Evelyn Waugh, Henry Green and Terry Southern

In the latest issue of the New Yorker, there is an interesting article (“The Novelist of Human Unknowability”) about Henry Green written by London-based literary critic Leo Robson. The article is built around the friendship between Green and US writer Terry Southern and both have connections with Waugh. Waugh and Green (whose real name was Henry Yorke) were friends from Oxford days. Waugh wrote a review of an early Green novel that is mentioned in Robson’s article:

In 1930, Evelyn Waugh had reviewed “Living,” Green’s novel about Birmingham factory life, under the headline “A Neglected Masterpiece.” It was the first of several dozen articles that bemoaned Green’s lack of acceptance and helped bind his name as closely to the epithet “neglected” as Pallas Athena is to “bright-eyed.” Waugh blamed philistine book reviewers, but he knew that Green’s image hadn’t helped. “From motives inscrutable to his friends, the author of Living chooses to publish his work under a pseudonym of peculiar drabness,” he wrote.

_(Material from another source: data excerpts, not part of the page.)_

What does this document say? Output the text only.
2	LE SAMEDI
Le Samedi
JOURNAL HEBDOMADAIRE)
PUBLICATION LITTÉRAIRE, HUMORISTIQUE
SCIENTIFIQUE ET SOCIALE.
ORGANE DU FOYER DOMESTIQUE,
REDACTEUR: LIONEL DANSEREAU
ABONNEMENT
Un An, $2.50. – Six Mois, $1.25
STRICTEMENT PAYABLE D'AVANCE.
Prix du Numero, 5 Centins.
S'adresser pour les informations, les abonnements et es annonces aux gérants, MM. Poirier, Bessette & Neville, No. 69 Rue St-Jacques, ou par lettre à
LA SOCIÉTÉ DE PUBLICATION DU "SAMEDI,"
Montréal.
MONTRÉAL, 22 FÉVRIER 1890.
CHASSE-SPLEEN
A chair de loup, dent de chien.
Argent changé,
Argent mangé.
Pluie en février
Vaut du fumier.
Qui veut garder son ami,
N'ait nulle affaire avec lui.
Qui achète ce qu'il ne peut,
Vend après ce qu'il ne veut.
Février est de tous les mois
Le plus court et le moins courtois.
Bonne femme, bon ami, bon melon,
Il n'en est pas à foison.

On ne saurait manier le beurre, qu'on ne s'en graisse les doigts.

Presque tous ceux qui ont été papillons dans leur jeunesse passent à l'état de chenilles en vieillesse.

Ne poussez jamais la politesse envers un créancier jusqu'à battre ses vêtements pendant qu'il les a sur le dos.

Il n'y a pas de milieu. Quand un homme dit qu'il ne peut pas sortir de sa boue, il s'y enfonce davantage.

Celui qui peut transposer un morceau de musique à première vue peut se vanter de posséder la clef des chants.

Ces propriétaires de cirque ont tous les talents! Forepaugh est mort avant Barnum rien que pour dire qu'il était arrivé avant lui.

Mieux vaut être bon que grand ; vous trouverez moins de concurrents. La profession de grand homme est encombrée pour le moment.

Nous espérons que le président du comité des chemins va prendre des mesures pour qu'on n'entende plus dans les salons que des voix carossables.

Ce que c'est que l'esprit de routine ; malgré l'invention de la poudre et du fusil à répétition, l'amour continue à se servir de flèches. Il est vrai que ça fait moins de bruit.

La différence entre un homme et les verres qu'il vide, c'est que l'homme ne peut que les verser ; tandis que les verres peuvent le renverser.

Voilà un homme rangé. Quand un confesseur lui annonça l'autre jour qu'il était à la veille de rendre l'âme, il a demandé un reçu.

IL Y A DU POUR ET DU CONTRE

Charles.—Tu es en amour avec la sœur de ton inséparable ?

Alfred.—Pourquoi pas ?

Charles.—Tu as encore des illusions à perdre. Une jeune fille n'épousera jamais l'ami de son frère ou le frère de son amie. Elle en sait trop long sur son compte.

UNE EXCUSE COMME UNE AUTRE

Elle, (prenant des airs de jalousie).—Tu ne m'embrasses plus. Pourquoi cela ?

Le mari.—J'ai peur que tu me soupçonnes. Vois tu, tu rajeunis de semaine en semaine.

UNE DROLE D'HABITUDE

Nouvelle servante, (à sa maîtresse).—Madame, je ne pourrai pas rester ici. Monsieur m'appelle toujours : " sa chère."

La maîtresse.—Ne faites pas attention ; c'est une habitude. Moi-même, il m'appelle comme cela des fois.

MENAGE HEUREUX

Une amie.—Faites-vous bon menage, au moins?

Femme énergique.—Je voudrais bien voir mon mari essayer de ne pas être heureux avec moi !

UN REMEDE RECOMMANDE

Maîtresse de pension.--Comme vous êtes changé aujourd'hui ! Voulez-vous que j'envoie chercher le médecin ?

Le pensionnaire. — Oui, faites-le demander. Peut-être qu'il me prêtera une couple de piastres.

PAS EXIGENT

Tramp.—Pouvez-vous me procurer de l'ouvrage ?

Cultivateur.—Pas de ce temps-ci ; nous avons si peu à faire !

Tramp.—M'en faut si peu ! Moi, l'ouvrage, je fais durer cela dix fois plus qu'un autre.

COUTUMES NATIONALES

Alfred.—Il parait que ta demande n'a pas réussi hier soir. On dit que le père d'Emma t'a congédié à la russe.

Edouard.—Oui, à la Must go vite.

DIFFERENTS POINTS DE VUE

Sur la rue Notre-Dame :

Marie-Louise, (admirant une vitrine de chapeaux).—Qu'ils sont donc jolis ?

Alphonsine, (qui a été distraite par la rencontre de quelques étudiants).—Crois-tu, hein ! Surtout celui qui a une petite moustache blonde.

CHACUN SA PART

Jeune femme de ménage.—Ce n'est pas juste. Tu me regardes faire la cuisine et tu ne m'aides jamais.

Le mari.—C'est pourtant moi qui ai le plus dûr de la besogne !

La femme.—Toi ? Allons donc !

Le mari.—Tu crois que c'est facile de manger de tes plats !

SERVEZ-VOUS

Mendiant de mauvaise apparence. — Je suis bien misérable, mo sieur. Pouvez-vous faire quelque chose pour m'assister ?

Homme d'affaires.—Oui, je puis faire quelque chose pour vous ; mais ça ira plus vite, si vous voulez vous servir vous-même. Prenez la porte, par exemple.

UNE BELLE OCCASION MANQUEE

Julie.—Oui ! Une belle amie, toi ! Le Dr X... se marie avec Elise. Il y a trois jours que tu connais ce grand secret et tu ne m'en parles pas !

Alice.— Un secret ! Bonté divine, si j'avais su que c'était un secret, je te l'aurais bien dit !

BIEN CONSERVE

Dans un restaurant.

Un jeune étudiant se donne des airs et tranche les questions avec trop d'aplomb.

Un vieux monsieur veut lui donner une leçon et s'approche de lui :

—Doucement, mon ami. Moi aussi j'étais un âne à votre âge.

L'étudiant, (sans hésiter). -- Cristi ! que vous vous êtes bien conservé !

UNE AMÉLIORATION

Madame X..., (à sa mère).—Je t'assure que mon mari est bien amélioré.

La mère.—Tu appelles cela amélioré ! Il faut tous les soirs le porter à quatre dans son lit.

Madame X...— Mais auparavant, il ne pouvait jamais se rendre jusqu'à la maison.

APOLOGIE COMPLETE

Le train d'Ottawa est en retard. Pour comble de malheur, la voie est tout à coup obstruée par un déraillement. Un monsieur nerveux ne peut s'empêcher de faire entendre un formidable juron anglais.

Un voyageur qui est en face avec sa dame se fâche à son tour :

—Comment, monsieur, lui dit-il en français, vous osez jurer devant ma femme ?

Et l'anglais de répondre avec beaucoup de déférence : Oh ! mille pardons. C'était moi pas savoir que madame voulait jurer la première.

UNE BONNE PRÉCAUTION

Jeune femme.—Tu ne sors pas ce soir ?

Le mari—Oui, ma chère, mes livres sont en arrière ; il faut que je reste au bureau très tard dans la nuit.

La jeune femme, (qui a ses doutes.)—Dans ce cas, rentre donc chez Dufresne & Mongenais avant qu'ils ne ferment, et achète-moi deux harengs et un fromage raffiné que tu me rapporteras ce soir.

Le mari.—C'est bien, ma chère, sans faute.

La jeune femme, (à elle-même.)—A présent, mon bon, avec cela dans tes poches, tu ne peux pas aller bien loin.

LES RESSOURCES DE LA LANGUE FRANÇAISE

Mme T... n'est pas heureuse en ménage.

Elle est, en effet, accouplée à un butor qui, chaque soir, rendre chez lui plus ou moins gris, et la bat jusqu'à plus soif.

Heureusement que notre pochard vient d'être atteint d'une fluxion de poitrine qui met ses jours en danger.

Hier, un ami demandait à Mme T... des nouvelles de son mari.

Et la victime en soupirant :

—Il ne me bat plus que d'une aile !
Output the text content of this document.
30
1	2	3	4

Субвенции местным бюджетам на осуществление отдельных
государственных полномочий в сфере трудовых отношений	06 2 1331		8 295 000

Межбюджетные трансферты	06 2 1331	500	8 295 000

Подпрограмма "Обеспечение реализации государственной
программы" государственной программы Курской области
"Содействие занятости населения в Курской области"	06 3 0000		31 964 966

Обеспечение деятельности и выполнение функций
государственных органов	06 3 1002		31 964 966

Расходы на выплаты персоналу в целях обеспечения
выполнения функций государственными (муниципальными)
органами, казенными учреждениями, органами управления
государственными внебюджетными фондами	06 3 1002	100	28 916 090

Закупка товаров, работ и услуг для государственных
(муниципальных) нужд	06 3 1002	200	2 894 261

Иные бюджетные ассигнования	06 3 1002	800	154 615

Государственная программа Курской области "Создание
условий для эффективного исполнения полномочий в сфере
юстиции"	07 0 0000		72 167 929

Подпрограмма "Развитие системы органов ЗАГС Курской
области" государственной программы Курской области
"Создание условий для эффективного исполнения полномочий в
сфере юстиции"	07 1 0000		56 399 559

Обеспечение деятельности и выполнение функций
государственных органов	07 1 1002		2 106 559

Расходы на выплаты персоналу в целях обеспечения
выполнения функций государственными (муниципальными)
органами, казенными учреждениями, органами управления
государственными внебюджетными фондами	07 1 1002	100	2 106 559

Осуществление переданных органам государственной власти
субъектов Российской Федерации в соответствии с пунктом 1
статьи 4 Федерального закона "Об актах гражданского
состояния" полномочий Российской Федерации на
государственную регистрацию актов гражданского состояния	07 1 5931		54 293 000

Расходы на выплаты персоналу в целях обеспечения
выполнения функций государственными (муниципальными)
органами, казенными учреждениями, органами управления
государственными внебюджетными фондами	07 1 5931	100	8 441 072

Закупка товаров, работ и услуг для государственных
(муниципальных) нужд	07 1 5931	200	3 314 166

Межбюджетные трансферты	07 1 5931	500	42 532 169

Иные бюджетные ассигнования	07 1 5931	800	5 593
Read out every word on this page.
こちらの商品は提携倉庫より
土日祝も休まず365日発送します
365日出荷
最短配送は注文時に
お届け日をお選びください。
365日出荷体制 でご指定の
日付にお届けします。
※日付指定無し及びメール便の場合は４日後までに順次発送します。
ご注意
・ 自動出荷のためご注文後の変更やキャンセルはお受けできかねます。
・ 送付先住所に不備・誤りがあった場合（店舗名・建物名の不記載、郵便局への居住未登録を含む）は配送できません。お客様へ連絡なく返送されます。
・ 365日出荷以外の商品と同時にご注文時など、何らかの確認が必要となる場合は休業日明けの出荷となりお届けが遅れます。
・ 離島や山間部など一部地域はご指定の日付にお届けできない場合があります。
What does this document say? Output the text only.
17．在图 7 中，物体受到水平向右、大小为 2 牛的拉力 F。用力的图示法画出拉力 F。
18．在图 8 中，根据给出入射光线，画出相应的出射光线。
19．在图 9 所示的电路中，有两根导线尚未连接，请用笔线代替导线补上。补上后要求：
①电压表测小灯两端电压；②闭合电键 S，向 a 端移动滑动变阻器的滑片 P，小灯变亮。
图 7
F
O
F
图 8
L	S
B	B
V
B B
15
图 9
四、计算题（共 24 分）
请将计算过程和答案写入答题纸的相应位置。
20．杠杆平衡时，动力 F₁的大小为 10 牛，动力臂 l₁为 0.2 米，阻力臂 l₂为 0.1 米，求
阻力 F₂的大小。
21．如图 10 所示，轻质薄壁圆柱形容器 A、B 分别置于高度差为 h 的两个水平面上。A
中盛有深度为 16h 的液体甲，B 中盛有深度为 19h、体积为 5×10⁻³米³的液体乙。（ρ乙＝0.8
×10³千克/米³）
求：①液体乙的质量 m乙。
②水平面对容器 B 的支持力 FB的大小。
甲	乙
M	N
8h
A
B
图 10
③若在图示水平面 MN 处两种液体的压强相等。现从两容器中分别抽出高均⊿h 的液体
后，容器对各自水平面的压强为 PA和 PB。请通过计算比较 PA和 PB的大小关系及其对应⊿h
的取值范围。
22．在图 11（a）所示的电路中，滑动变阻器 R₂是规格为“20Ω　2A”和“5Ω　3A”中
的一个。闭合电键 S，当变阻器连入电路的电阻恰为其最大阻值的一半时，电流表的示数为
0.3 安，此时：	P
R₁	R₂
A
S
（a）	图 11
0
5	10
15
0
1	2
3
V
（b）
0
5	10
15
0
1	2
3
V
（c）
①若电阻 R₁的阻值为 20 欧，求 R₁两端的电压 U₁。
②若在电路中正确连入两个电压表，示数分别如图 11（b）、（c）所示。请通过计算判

Waugh’s review is reprinted in Essays, Articles and Reviews, p. 80. Waugh never reviewed another of Green’s novels (although they remained friends), and in his letters, Waugh turns distinctly colder toward Green’s writing, in which he detected symptoms of madness.

Green’s connection with Terry Southern came about through the latter’s admiration for Green’s writing. Robson describes Southern’s  pursuit of Green as a fan and explains how they met and became friends and collaborators. Southern conducted an interview of Green that was published in the Paris Review. Southern’s connection with Waugh (not mentioned by Robson) was more distant. Waugh had noticed Green’s influence on Southern’s early fiction and commented on this in a 1958 letter to Anthony Powell (Letters, 507). Later, Southern was selected by Tony Richardson as a screenwriter for the film adaptation of Waugh’s novel The Loved One. Waugh was not happy with the results of that collaboration.

As Robson writes in the New Yorker, there have been several attempts to promote Green’s works, beginning with Waugh’s 1930 review. Efforts on his behalf were extended in the 1970s by admirers such as V S Pritchett and John Updike and again in the 1990s with publication of a biography and uncollected works, but he never seemed to take hold as part of the canon, described as a “writer’s writer’s writer.” Another attempt is underway to revive interest in his work. The New York Review of Books has begun to bring his books back into print with the recent republication of Caught, Loving and Back. Robson’s article certainly can’t hurt that effort.